夜色如墨,金銮殿檐角的铜铃在风中发出细碎呜咽。裴珩的玄铁护甲上还沾着北境沙尘,腰间佩剑“断鸿”却已抵在太子李景焕喉间三寸。烛火摇曳间,剑锋映出太子眼底翻涌的阴翳:“十年戍边,将军的剑倒是比奏折更会说话。”
最新章节点燃的导火索,正是那封密报——太子私通西羌的密函从御书房暗格里不翼而飞。
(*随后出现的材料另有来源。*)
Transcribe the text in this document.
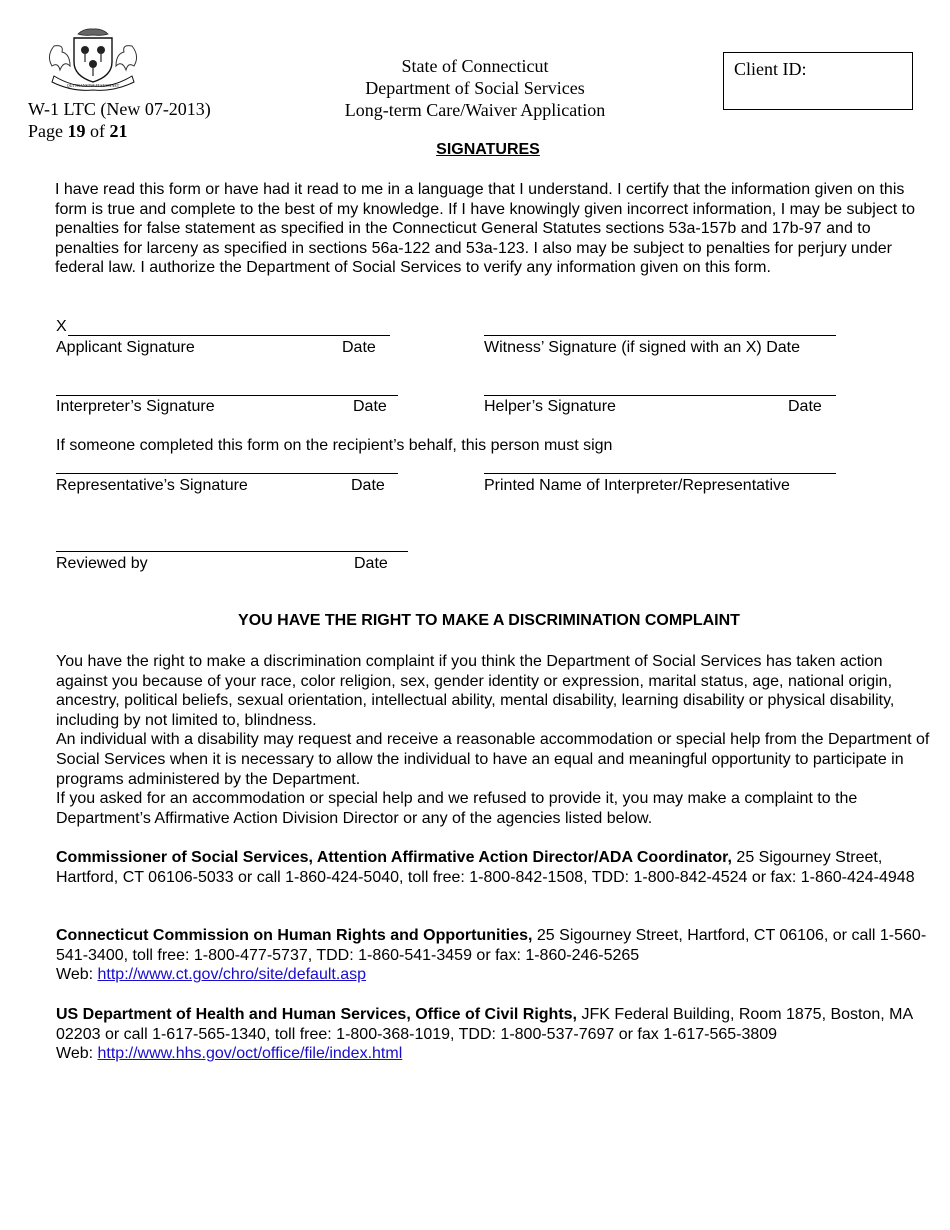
QUI TRANSTULIT SUSTINET
W-1 LTC (New 07-2013)
Page 19 of 21
State of Connecticut
Department of Social Services
Long-term Care/Waiver Application
Client ID:
SIGNATURES
I have read this form or have had it read to me in a language that I understand. I certify that the information given on this form is true and complete to the best of my knowledge. If I have knowingly given incorrect information, I may be subject to penalties for false statement as specified in the Connecticut General Statutes sections 53a-157b and 17b-97 and to penalties for larceny as specified in sections 56a-122 and 53a-123. I also may be subject to penalties for perjury under federal law. I authorize the Department of Social Services to verify any information given on this form.
X
Applicant Signature	Date	Witness’ Signature (if signed with an X) Date
Interpreter’s Signature	Date	Helper’s Signature	Date
If someone completed this form on the recipient’s behalf, this person must sign
Representative’s Signature	Date	Printed Name of Interpreter/Representative
Reviewed by	Date
YOU HAVE THE RIGHT TO MAKE A DISCRIMINATION COMPLAINT
You have the right to make a discrimination complaint if you think the Department of Social Services has taken action against you because of your race, color religion, sex, gender identity or expression, marital status, age, national origin, ancestry, political beliefs, sexual orientation, intellectual ability, mental disability, learning disability or physical disability, including by not limited to, blindness.
An individual with a disability may request and receive a reasonable accommodation or special help from the Department of Social Services when it is necessary to allow the individual to have an equal and meaningful opportunity to participate in programs administered by the Department.
If you asked for an accommodation or special help and we refused to provide it, you may make a complaint to the Department’s Affirmative Action Division Director or any of the agencies listed below.
Commissioner of Social Services, Attention Affirmative Action Director/ADA Coordinator, 25 Sigourney Street, Hartford, CT 06106-5033 or call 1-860-424-5040, toll free: 1-800-842-1508, TDD: 1-800-842-4524 or fax: 1-860-424-4948
Connecticut Commission on Human Rights and Opportunities, 25 Sigourney Street, Hartford, CT 06106, or call 1-560-541-3400, toll free: 1-800-477-5737, TDD: 1-860-541-3459 or fax: 1-860-246-5265
Web: http://www.ct.gov/chro/site/default.asp
US Department of Health and Human Services, Office of Civil Rights, JFK Federal Building, Room 1875, Boston, MA 02203 or call 1-617-565-1340, toll free: 1-800-368-1019, TDD: 1-800-537-7697 or fax 1-617-565-3809
Web: http://www.hhs.gov/oct/office/file/index.html
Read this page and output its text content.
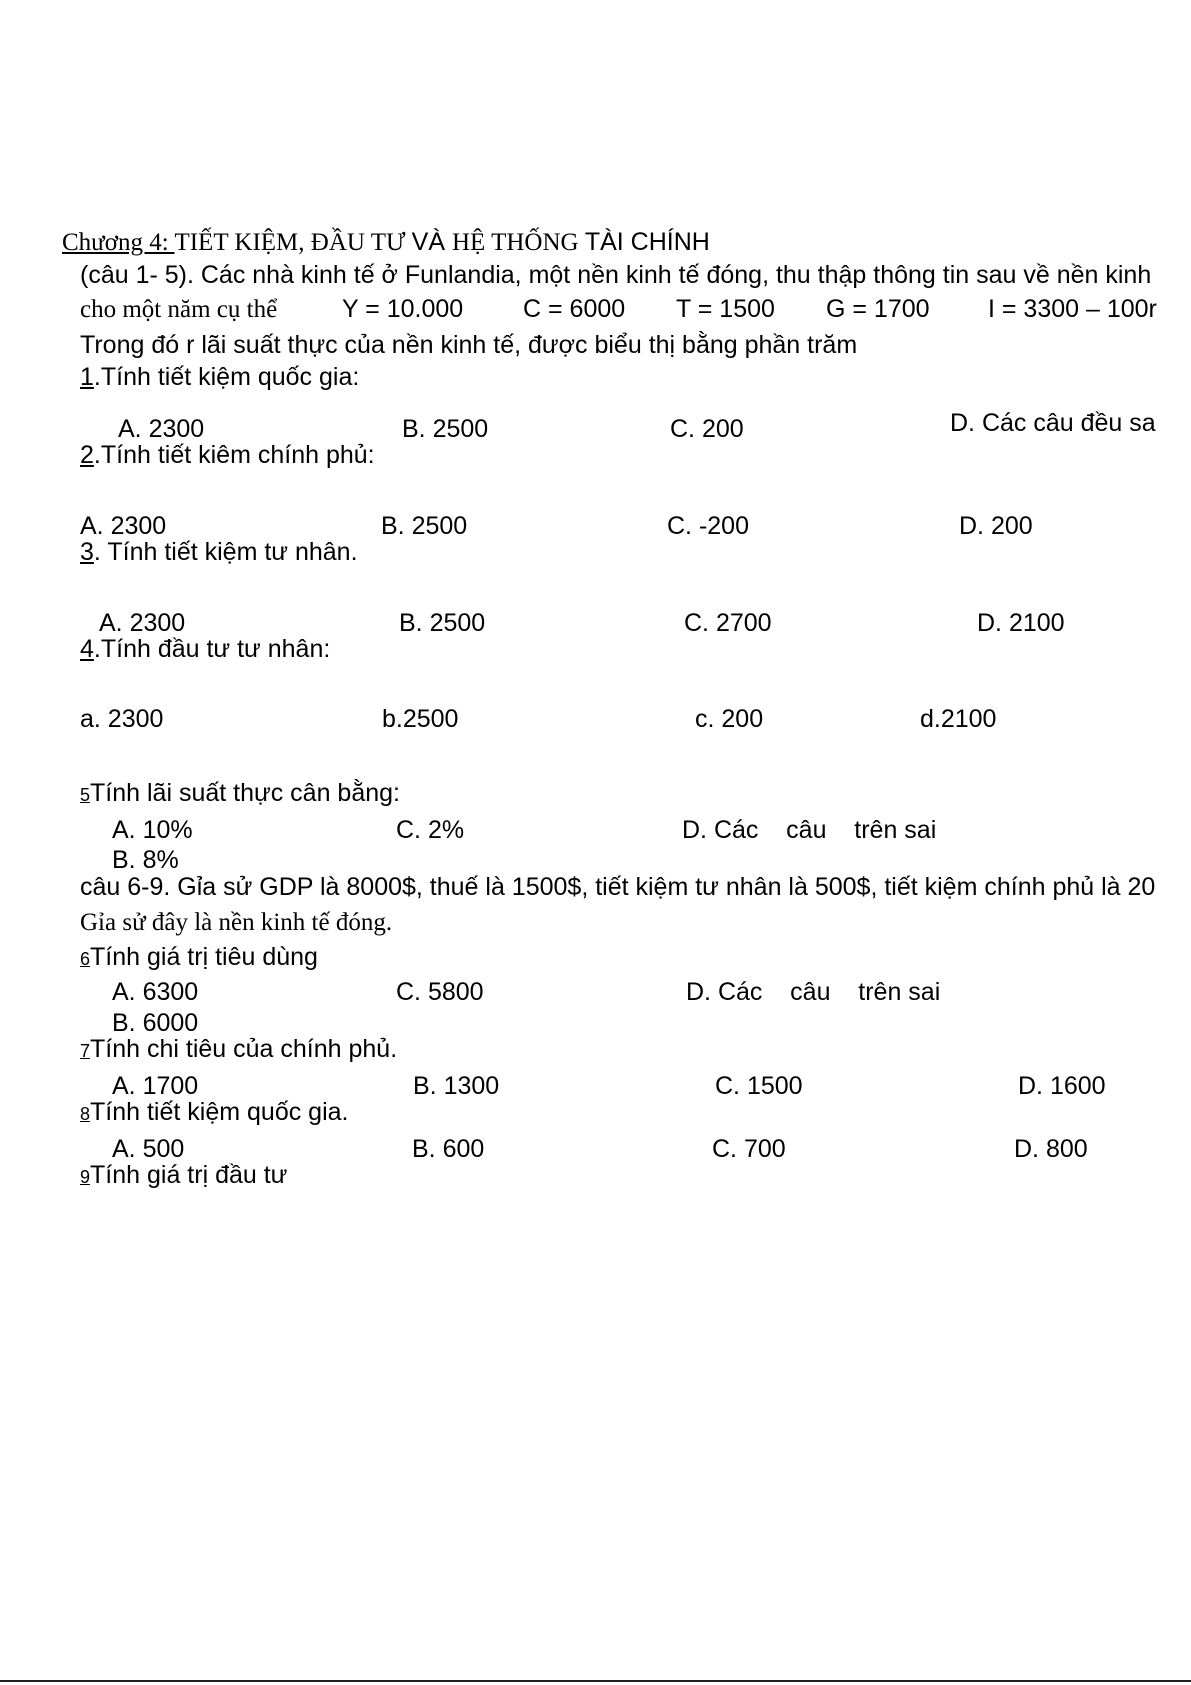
Chương 4: TIẾT KIỆM, ĐẦU TƯ VÀ HỆ THỐNG TÀI CHÍNH
(câu 1- 5). Các nhà kinh tế ở Funlandia, một nền kinh tế đóng, thu thập thông tin sau về nền kinh
cho một năm cụ thể	Y = 10.000 C = 6000 T = 1500 G = 1700 I = 3300 – 100r
Trong đó r lãi suất thực của nền kinh tế, được biểu thị bằng phần trăm
1.Tính tiết kiệm quốc gia:
A. 2300	B. 2500	C. 200	D. Các câu đều sa
2.Tính tiết kiêm chính phủ:
A. 2300	B. 2500	C. -200	D. 200
3. Tính tiết kiệm tư nhân.
A. 2300	B. 2500	C. 2700	D. 2100
4.Tính đầu tư tư nhân:
a. 2300	b.2500	c. 200	d.2100
5Tính lãi suất thực cân bằng:
A. 10%	C. 2%	D. Các    câu    trên sai
B. 8%
câu 6-9. Gỉa sử GDP là 8000$, thuế là 1500$, tiết kiệm tư nhân là 500$, tiết kiệm chính phủ là 20
Gỉa sử đây là nền kinh tế đóng.
6Tính giá trị tiêu dùng
A. 6300	C. 5800	D. Các    câu    trên sai
B. 6000
7Tính chi tiêu của chính phủ.
A. 1700	B. 1300	C. 1500	D. 1600
8Tính tiết kiệm quốc gia.
A. 500	B. 600	C. 700	D. 800
9Tính giá trị đầu tư
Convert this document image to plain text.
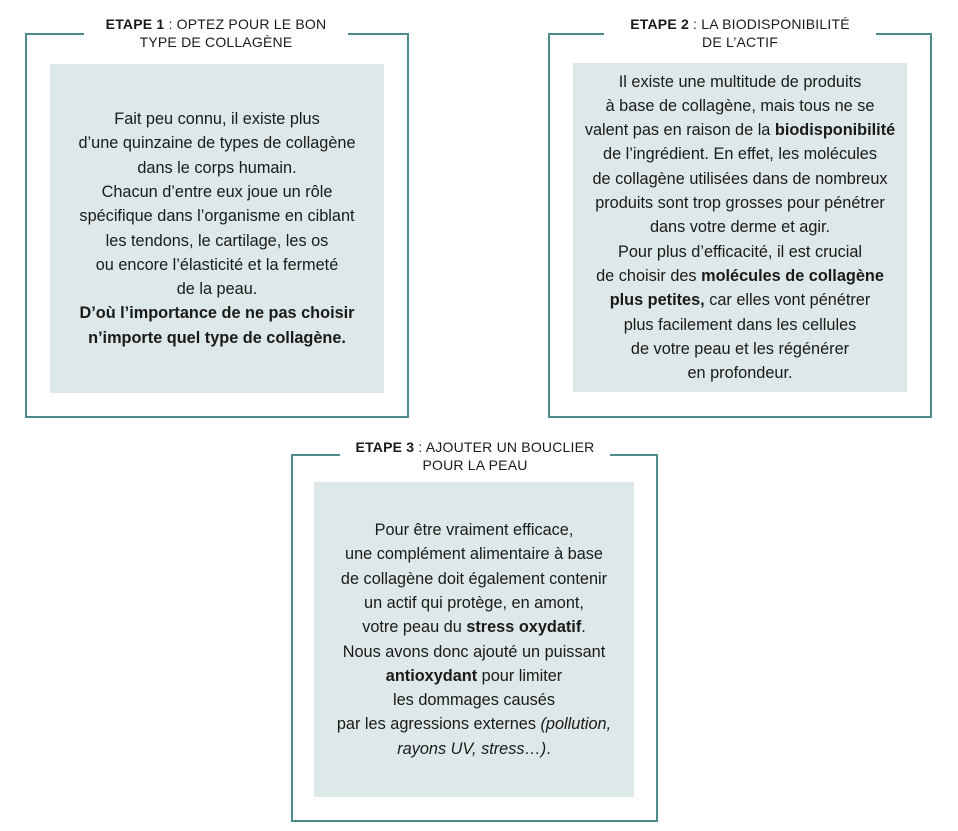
ETAPE 1 : OPTEZ POUR LE BON
TYPE DE COLLAGÈNE
Fait peu connu, il existe plus
d’une quinzaine de types de collagène
dans le corps humain.
Chacun d’entre eux joue un rôle
spécifique dans l’organisme en ciblant
les tendons, le cartilage, les os
ou encore l’élasticité et la fermeté
de la peau.
D’où l’importance de ne pas choisir
n’importe quel type de collagène.
ETAPE 2 : LA BIODISPONIBILITÉ
DE L’ACTIF
Il existe une multitude de produits
à base de collagène, mais tous ne se
valent pas en raison de la biodisponibilité
de l’ingrédient. En effet, les molécules
de collagène utilisées dans de nombreux
produits sont trop grosses pour pénétrer
dans votre derme et agir.
Pour plus d’efficacité, il est crucial
de choisir des molécules de collagène
plus petites, car elles vont pénétrer
plus facilement dans les cellules
de votre peau et les régénérer
en profondeur.
ETAPE 3 : AJOUTER UN BOUCLIER
POUR LA PEAU
Pour être vraiment efficace,
une complément alimentaire à base
de collagène doit également contenir
un actif qui protège, en amont,
votre peau du stress oxydatif.
Nous avons donc ajouté un puissant
antioxydant pour limiter
les dommages causés
par les agressions externes (pollution,
rayons UV, stress…).
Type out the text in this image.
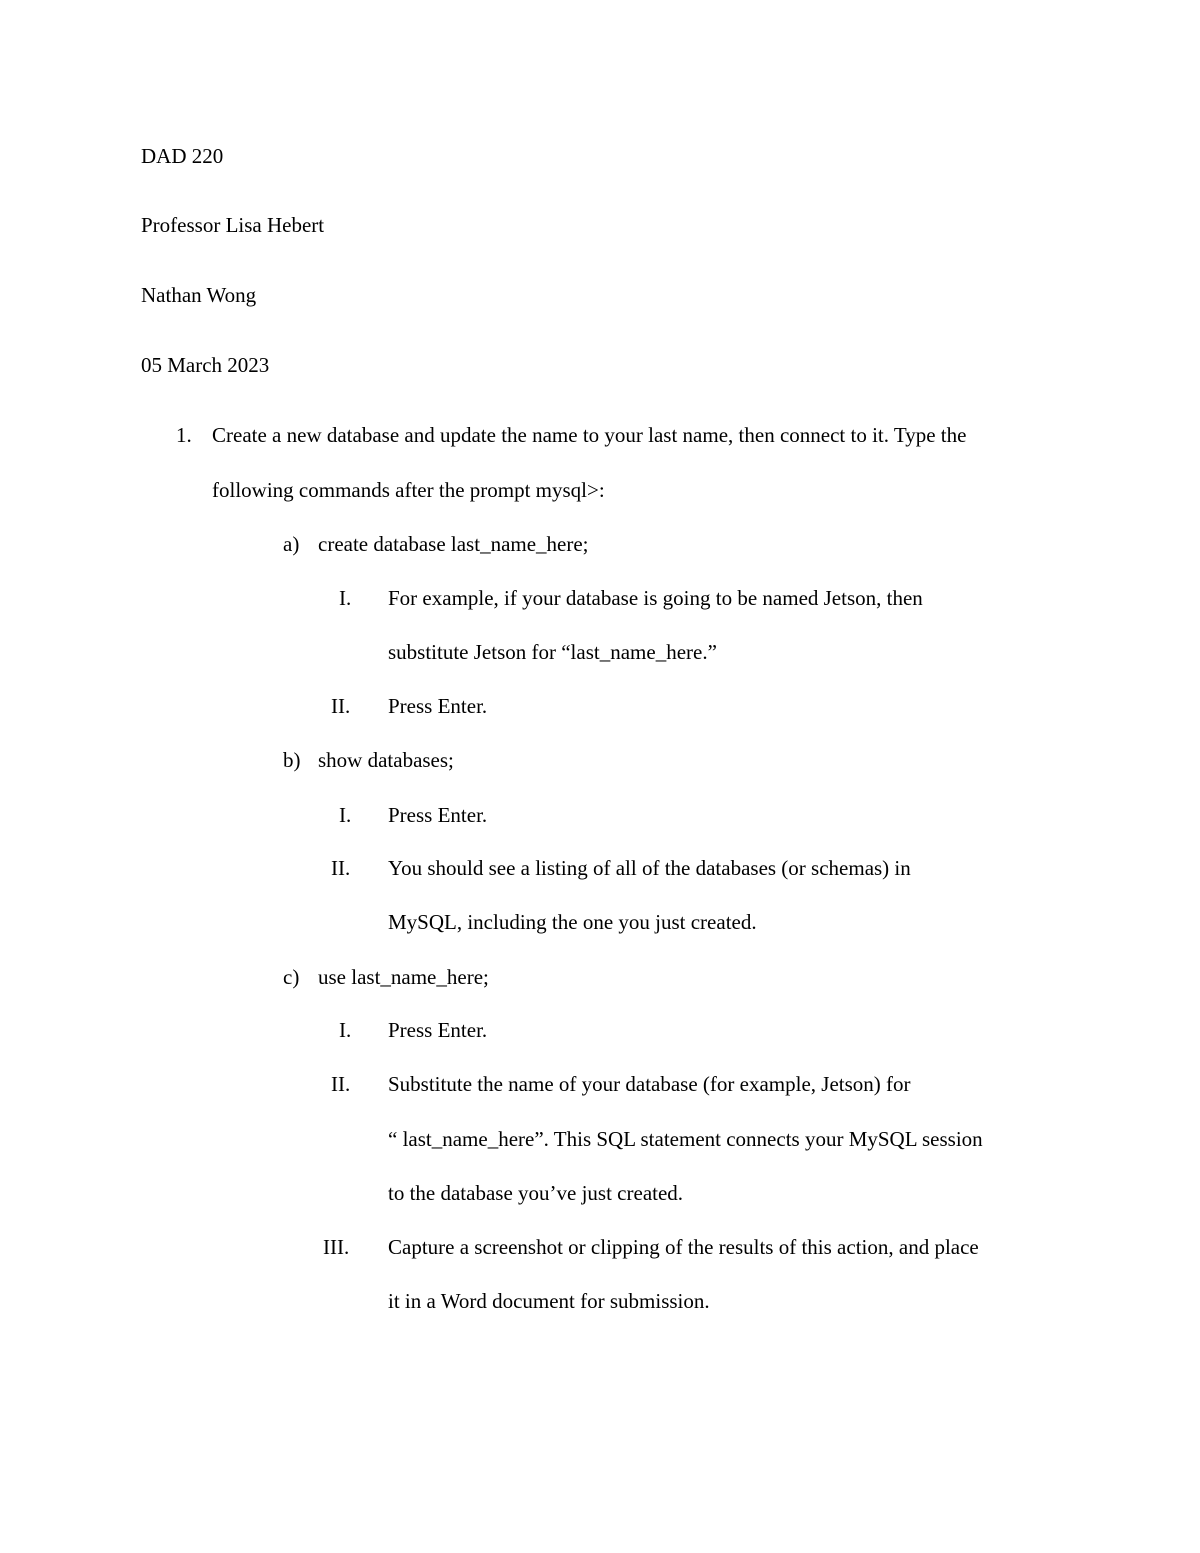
DAD 220
Professor Lisa Hebert
Nathan Wong
05 March 2023
1. Create a new database and update the name to your last name, then connect to it. Type the
following commands after the prompt mysql>:
a) create database last_name_here;
I. For example, if your database is going to be named Jetson, then
substitute Jetson for “last_name_here.”
II. Press Enter.
b) show databases;
I. Press Enter.
II. You should see a listing of all of the databases (or schemas) in
MySQL, including the one you just created.
c) use last_name_here;
I. Press Enter.
II. Substitute the name of your database (for example, Jetson) for
“ last_name_here”. This SQL statement connects your MySQL session
to the database you’ve just created.
III. Capture a screenshot or clipping of the results of this action, and place
it in a Word document for submission.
裴珩的探子亲眼看见东宫近卫深夜潜入藏书阁,而此刻太子指尖正捏着半片烧焦的羊皮纸,笑得像条淬毒的银环蛇:“将军可知,父皇床头的紫檀匣里锁着什么?”
朝堂线索引向更深的泥沼。三日前暴毙的户部尚书袖中藏着半枚虎符拓印,御膳房送去的莲子羹里验出南诏蛊毒。当裴珩掀开太子寝殿暗门时,满墙悬挂的北境布防图刺得他瞳孔骤缩。那些用朱砂标注的缺口,正是他上月刚调整的粮草运输线。
读者@寒江雪在书评区尖叫:“太子的眼线居然渗透到将军亲卫队了!那个递帕子的小侍卫绝对有问题!”而最新章末尾出现的蒙面刺客,袖口绣着与裴珩亡母遗物上一模一样的青鸾纹——这究竟是太子的离间计,还是二十年前昭阳宫大火的真相即将浮出水面?
暴雨倾盆的夜,裴珩在太庙地宫发现成箱的巫蛊人偶。每个草人胸口都钉着带血的银针,黄符上赫然写着皇帝与诸位皇子的生辰八字。但当他用剑尖挑开人偶发髻时,藏在其中的密信却让他浑身血液凝固——那字迹竟与十二年前教他习字的恩师一模一样。
太子在雨幕中撑着二十四骨竹伞缓步而来,伞沿雨水串成珠帘:“将军可还记得,当年是谁把七皇子推进太液池的?”话音未落,裴珩的剑已劈碎伞骨,却在看清太子锁骨处的月牙胎记时骤然僵住。那是他寻找了十五年的小妹才有的印记,而当年裴家满门抄斩的圣旨,正是太子生母端贵妃亲手所拟。
书粉@墨染琉璃在超话放出细节对比图:太子每次摩挲玉佩的动作,与裴珩回忆里的小妹完全重合;御花园那株并蒂海棠,正是端贵妃被赐死前夜亲手所植。当最新章揭露太子真实身份竟是裴家遗孤时,评论区瞬间炸开万条讨论:“所以这些年他故意激怒将军,是想逼对方弑君报仇?”“那密函根本是太子自己放的,他在下一盘颠覆江山的棋!”
此刻御林军已将太庙团团围住,皇帝亲笔手谕的“格杀勿论”四字还在滴墨。裴珩的剑尖在太子与圣旨间游移,暗处弓弩手绷紧的弦声清晰可闻。而东宫方向突然腾起的冲天火光里,隐约传来九声丧龙钟——这场以天下为注的赌局,终究到了掀开底牌的时刻。